Odd that it hasn’t occurred to me before something which, now being recognised, seems obvious - I’d like to think this cognitive failure stems from the media’s politically correct noise doing such a good job of burying info it doesn’t want to hear or see - or maybe I’m just stupid - I dunno - but the obvious revelation that just sort of popped into my head is that if the claims of Christianity are true, then Islam must be a false religion - and vice versa - Islam can only make sense if the divinity of Jesus is denied - Christianity can only make sense by denying that Allah is the one true God because that’s the only way to explain him not informing Muhammad about the divinity of his son - therefore, logically neither religion can tolerate the other and still hope to express a coherent understanding of some deity’s creation. This is so obvious as to be almost a tautology - and yet, in the Christian world at least, that fact is practically ignored - indeed, some Christians reach out to Muslims as if they shared some sacred bond with them, which is a ludicrous absurdity - Muslims on the other hand seem to be much more cognizant of this inherent tension between the two faiths and I’d say that’s not just because the Koran clearly identifies the problem as a problem, as of course it must since the Gospels predate it by several hundred years and undermine its central point.

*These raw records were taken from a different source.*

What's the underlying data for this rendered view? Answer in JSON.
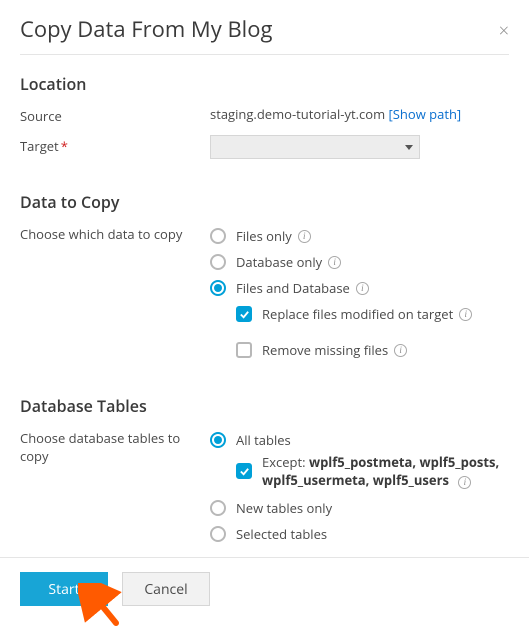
{
  "dialog": {
    "title": "Copy Data From My Blog",
    "close_glyph": "×"
  },
  "location": {
    "heading": "Location",
    "source_label": "Source",
    "source_value": "staging.demo-tutorial-yt.com",
    "show_path_link": "[Show path]",
    "target_label": "Target",
    "target_required": "*"
  },
  "data_to_copy": {
    "heading": "Data to Copy",
    "help_text": "Choose which data to copy",
    "options": {
      "files_only": "Files only",
      "database_only": "Database only",
      "files_and_db": "Files and Database",
      "replace_files": "Replace files modified on target",
      "remove_missing": "Remove missing files"
    }
  },
  "db_tables": {
    "heading": "Database Tables",
    "help_text": "Choose database tables to copy",
    "options": {
      "all_tables": "All tables",
      "except_label": "Except: ",
      "except_value": "wplf5_postmeta, wplf5_posts, wplf5_usermeta, wplf5_users",
      "new_tables": "New tables only",
      "selected_tables": "Selected tables"
    }
  },
  "buttons": {
    "start": "Start",
    "cancel": "Cancel"
  },
  "info_glyph": "i"
}
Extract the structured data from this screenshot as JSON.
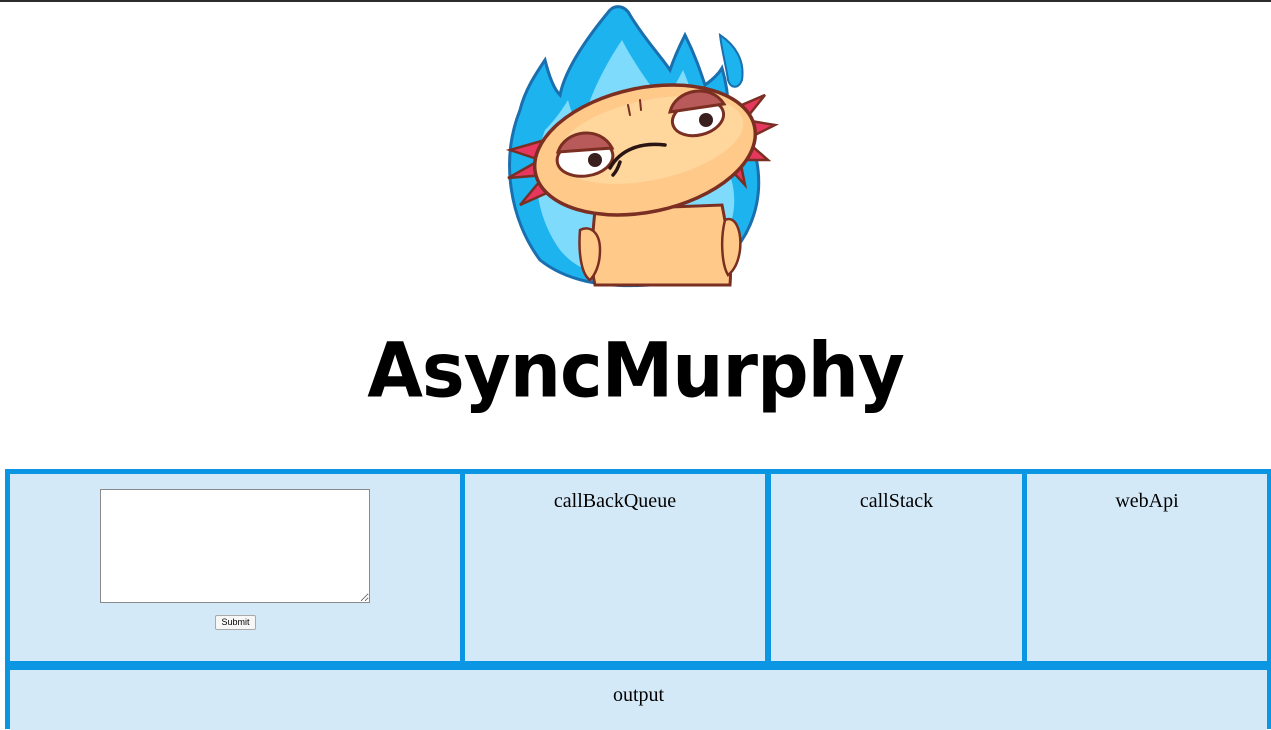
{
  "app": {
    "title": "AsyncMurphy"
  },
  "mascot": {
    "icon": "axolotl-mascot-icon",
    "colors": {
      "flame": "#1cb3ef",
      "flame_light": "#7fdbfb",
      "skin": "#ffc98a",
      "gills": "#e8375e",
      "outline": "#7a2f22"
    }
  },
  "colors": {
    "border": "#0b96e3",
    "panel_bg": "#d4e9f8"
  },
  "input_panel": {
    "code_value": "",
    "code_placeholder": "",
    "submit_label": "Submit"
  },
  "panels": {
    "callback_queue": "callBackQueue",
    "call_stack": "callStack",
    "web_api": "webApi",
    "output": "output"
  }
}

No, I’d say the reason this inherent tension between the two faiths seems to go unnoticed in the Christian world is because, unlike Islam, Christianity as an apolitical religion is well suited to running on faith alone and therefore tends to be much more tolerant of certain beliefs ‘not making sense’ - a true Christian, certainly in the modern era, simply doesn't care about making sense - contrarily, the highly political nature of Islam makes it much less tolerant of accepting a charge of incoherence because such a charge would not just render the faith incoherent but also the entire culture which props it up.
Point being the takeaway is: Islam and Christianity are not just perforce incompatible given the tenets they espouse - those tenets, if taken seriously, logically pose an existential threat to the validity and credibility of the other - but Christians tend to look past this highly problematic conflict of interests because Christianity's apolitical nature puts practically all justification for its credo in an individual’s faith in the redeeming power of the resurrection of Christ and the grace that comes of it - whereas Islam depends a great deal on an active political component to get to where it wants to go.
As for me, from an epistemological point of view, I believe all religions are false constructs - understandable consequences of natural human behavior and psychology for sure and therefore not necessarily illegitimate per se - but false regardless - still, I do not embrace atheism as a sensible position for the simple reason I can’t prove the claims of the various religions to be false and so the potentiality of me being wrong clearly exists, no matter how small I may consider that potentiality to be - nevertheless, by the same token believers have little choice but to accept that for the very reasons I can’t prove religions to be false things neither can the faithful prove they are not.